Previously, on Adjusting: No Boston, Public Transportation, Unpacked
In Boston, it was easy to keep up with the news. With knowledgeable and politically-aware friends, taking breaks from laughing at farts on Tosh.0 and criticizing each others’ fan-hoods to talk about politics and economics was normal (over a bottle of 2007 Southern Napa Cabernet in cardigans of course). The curriculum of a business student involved dialogue about current events and how it affects the world, all very nice things to have.
While it’s nice to live in one of the most educated cities in the world – albeit a bit liberal – it’s nicer to have a break. Many of the problems in the United States (obesity, the occasional police beating video, a deficit, the adjustment in becoming a declining world power) just do not exist elsewhere. The paper recently started showing up at my apartment, and took a look today. Here are a couple headlines, paraphrased:
- “10% of drug addicts in the Dominican Republic are under 18”
- Twelve Latin American Journalists are Threatened with Death
- Lead Investigator Insists Motive for Murder of Colonel was Theft
- Hipólito is Prepared to Prevent Election Fraud in 2012 (a former president who was ousted after overseeing a collapse of the Dominican peso from a value of 33/USD$1 to above 60 – and is somehow a co-leader in the race this year)
- Continuing demonstrations urging the government to commit putting 4% of their annual budget into education (currently stands at 2.5% I think)
Now, that doesn’t say a bunch about the state of things here, but the essence is that problems affecting the way people live are more closely related to Maslow’s Hierarchy. Hurricanes here don’t cause people to drive somewhere else and get to safety – there’s nowhere to go, and mountain communities just pray that their land will hold and the rain isn’t as bad as they say. Coming from my position, there’s no way I could approach someone at 9:00PM complaining about Herr Obama raising taxes on people who make more than $200,000 by about 5% – because it’s not safe for me to be walking around 3 blocks from my house that late (and it would be weird). I live in a relatively middle-upper class area of the city, too. A poorer neighborhood of the city that I visited near the beginning of my trip was in a state of emergency because the trash workers were on strike and the garbage was spilling into the streets causing a health hazard. And I used to think Boston’s a terrible place because they don’t separate their recycling (thanks a lot for making me granola, Seattle). When there’s a general strike (happens about monthly), public cars and guaguas stop running – and if some organizers see a driver breaking rank and taking people, they’ll throw tires at their cars – tires. So, a presidential candidate’s husband thinks he can cure gays (keep telling yourself that you aren’t, Marcus) – here, homosexuals are almost completely ostracized from church and are a second-class citizen the whole way. Apologies if I’m being intolerant against anyone’s beliefs, nobody likes a bigot, right?

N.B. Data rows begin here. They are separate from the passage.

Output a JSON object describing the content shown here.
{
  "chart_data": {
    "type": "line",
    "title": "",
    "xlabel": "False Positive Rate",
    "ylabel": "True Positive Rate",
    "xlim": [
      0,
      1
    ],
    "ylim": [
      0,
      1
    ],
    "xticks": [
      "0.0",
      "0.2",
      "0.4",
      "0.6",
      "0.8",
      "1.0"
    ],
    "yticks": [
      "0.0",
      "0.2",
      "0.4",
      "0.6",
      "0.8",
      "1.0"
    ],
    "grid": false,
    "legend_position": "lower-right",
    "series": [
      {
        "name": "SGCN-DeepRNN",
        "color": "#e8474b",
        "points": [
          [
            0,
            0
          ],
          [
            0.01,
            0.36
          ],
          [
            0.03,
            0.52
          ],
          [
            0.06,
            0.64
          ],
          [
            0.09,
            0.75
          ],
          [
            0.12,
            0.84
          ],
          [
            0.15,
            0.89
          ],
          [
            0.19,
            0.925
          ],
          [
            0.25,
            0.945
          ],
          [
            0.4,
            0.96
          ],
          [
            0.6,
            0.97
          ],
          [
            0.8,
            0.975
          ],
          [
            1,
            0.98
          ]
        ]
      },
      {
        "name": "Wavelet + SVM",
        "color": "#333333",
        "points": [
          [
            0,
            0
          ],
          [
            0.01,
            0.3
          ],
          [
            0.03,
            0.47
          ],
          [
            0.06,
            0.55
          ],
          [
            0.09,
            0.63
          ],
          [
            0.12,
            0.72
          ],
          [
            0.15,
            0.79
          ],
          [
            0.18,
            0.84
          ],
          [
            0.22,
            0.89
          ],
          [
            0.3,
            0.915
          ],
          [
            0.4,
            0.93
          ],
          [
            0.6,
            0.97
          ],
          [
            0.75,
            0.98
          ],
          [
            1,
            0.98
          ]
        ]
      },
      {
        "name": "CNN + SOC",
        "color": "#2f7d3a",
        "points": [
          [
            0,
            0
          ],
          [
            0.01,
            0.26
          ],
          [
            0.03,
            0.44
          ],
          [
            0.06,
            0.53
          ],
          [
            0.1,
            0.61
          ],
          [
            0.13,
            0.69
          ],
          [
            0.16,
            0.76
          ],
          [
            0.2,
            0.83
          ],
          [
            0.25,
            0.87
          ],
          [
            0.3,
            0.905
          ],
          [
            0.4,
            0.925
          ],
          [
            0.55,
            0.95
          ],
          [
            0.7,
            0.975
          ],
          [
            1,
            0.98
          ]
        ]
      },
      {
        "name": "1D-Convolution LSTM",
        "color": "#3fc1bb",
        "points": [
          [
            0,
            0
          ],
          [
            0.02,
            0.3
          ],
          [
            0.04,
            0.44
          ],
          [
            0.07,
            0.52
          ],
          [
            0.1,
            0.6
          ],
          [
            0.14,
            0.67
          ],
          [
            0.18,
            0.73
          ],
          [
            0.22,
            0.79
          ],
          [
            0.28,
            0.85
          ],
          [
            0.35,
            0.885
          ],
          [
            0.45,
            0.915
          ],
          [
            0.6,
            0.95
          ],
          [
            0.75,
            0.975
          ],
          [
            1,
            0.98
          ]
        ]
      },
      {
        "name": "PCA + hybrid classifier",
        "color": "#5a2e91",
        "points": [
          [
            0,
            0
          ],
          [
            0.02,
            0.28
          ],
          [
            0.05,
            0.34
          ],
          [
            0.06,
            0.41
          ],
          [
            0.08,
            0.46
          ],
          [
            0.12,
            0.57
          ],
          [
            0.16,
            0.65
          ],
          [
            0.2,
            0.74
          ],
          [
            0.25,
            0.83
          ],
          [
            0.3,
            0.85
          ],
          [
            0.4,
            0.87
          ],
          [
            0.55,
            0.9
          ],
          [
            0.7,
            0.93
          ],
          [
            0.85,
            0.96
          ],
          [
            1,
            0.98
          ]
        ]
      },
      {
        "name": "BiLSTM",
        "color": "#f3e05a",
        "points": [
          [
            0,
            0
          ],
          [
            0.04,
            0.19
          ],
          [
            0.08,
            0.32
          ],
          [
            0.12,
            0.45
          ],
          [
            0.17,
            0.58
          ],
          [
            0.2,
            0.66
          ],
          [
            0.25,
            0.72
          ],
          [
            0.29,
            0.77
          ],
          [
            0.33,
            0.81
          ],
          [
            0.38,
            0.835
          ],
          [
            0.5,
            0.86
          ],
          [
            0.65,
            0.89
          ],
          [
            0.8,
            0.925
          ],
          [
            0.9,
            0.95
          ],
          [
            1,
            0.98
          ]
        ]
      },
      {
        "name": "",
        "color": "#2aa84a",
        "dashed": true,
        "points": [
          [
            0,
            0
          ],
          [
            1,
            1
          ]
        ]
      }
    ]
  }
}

Now, I’m not discounting what’s going on through the rest of the world – enormous shifts are happening socially, politically, and economically. Of course it’s a big deal that the United States government is selling guns to Mexican cartels, that political activism (or something) and protests are occurring, that the Middle East is getting close to all-out war, that we’re taking pictures of deep deep space. I’m also sure many of the local headlines here are repeated throughout the United States as well, behind the scenes or on a relatively smaller scale. My point is that living here has given me the perspective of detachment, and also connection to what’s going on around me. I feel that living in the States is almost too easy, to the point where people get irritated if the barista forgot to steam the milk or a hockey team loses a game (oh sorry, that’s Canada). The people here have enough to worry about and also to sustain themselves in their own lives, the troubles of the first world just don’t exist. My thoughts are that if I come back here in ten years, the grand majority of things will be essentially unchanged – down to the unfinished and abandoned hotel skeletons on the Malecón. Yes, a second subway line is slated to go in early 2012, with four more planned for the city, and it should help improve the traffic situation immensely. However, that’s Santo Domingo, the capital and largest city. 7 out of 10 million more live elsewhere, a large portion of whom have received electricity to their towns just within the last 10 years (almost everywhere experiences frequent blackouts), most without running water, and many with little to no access to decent public schooling.
As I enter back into the World of the Gringo in about two months (Fidel willing), I’m going to be confronted with the reverse culture-shock. While the subject matter of the news won’t be the toughest part to transition to, an awareness of how easy it is will hamper my ability to sympathize with the afternoon traffic report or get drawn into a debate about whether a .5% sales tax increase on spicy foods to fund a patch in the road five miles outside city center is considered socialism and class warfare. It will be fun to discuss challenging national and global times again, but with the lens that what I’m talking about probably won’t matter to me as much as the decisions I make myself and with the people in my direct life.